Chicago also put a cap on how many units can be listed on home-sharing sites for various types of buildings, according to the complaint, and building owners and managers can add their building to a "prohibited list" without notifying tenants or unit owners, meaning hosts may be violating the ordinance without even knowing it.

Hosts have to review city building and zoning lists to make sure they are allowed to list their units and must agree to all provisions of the ordinance, all without legal advice, the lawsuit states.

A list of restrictions involving sanitation, food handling, evacuation procedures and a ban on serving alcohol make it even harder for an individual person to rent their apartment out for the weekend, according to KCL and Wolf.

And the city is not letting all of this happen for free.

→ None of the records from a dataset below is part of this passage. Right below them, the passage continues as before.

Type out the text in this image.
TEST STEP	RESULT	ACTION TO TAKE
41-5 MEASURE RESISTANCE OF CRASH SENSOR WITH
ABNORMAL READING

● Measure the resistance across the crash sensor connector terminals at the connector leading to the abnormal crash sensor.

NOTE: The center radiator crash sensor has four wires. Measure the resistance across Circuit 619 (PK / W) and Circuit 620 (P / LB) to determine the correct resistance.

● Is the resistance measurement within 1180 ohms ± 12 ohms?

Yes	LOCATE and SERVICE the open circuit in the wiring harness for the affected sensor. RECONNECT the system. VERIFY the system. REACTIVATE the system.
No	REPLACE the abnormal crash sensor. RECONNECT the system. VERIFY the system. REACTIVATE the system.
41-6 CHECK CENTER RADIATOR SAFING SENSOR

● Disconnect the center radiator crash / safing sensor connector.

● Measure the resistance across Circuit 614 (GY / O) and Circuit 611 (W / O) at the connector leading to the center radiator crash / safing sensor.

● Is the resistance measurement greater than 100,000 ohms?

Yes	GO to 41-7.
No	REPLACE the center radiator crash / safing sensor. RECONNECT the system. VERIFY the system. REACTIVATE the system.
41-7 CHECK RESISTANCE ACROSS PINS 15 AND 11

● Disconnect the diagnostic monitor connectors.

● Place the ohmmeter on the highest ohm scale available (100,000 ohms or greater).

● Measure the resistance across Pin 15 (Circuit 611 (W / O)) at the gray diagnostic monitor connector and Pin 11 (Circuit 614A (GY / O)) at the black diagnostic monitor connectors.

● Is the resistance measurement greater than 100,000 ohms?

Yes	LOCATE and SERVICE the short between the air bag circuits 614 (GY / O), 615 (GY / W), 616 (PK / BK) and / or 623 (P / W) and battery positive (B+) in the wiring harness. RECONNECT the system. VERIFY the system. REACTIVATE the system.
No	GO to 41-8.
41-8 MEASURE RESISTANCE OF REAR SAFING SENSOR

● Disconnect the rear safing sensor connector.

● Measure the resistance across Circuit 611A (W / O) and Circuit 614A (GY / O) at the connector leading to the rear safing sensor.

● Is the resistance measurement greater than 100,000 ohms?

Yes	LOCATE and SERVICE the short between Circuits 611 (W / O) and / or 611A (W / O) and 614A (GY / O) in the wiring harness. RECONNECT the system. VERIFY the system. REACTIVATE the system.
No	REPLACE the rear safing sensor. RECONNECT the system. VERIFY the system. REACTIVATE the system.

Its new ordinance includes a $10,000 annual fee per home-sharing website, a $60 per unit fee and a 4 percent tax on all bookings that Chicago Mayor Rahm Emanuel says will be used to combat homelessness.

KCL and Wolf seek a preliminary injunction to stop the ordinance from taking effect later this year, until its legality is determined. They are represented by Shorge Kenneth Sato of Shoken Legal Ltd. and by Reda & Des Jardins LLC.

Chicago's legal department said in a statement, "We intend to vigorously defend this suit and the ordinance it challenges, as we believe the plaintiffs' legal arguments lack any merit."

Similar lawsuits have been filed by residents of Austin, Texas and Santa Monica, Calif.

Airbnb has sued both San Francisco and New York for passing regulations that hurt its home-sharing business model.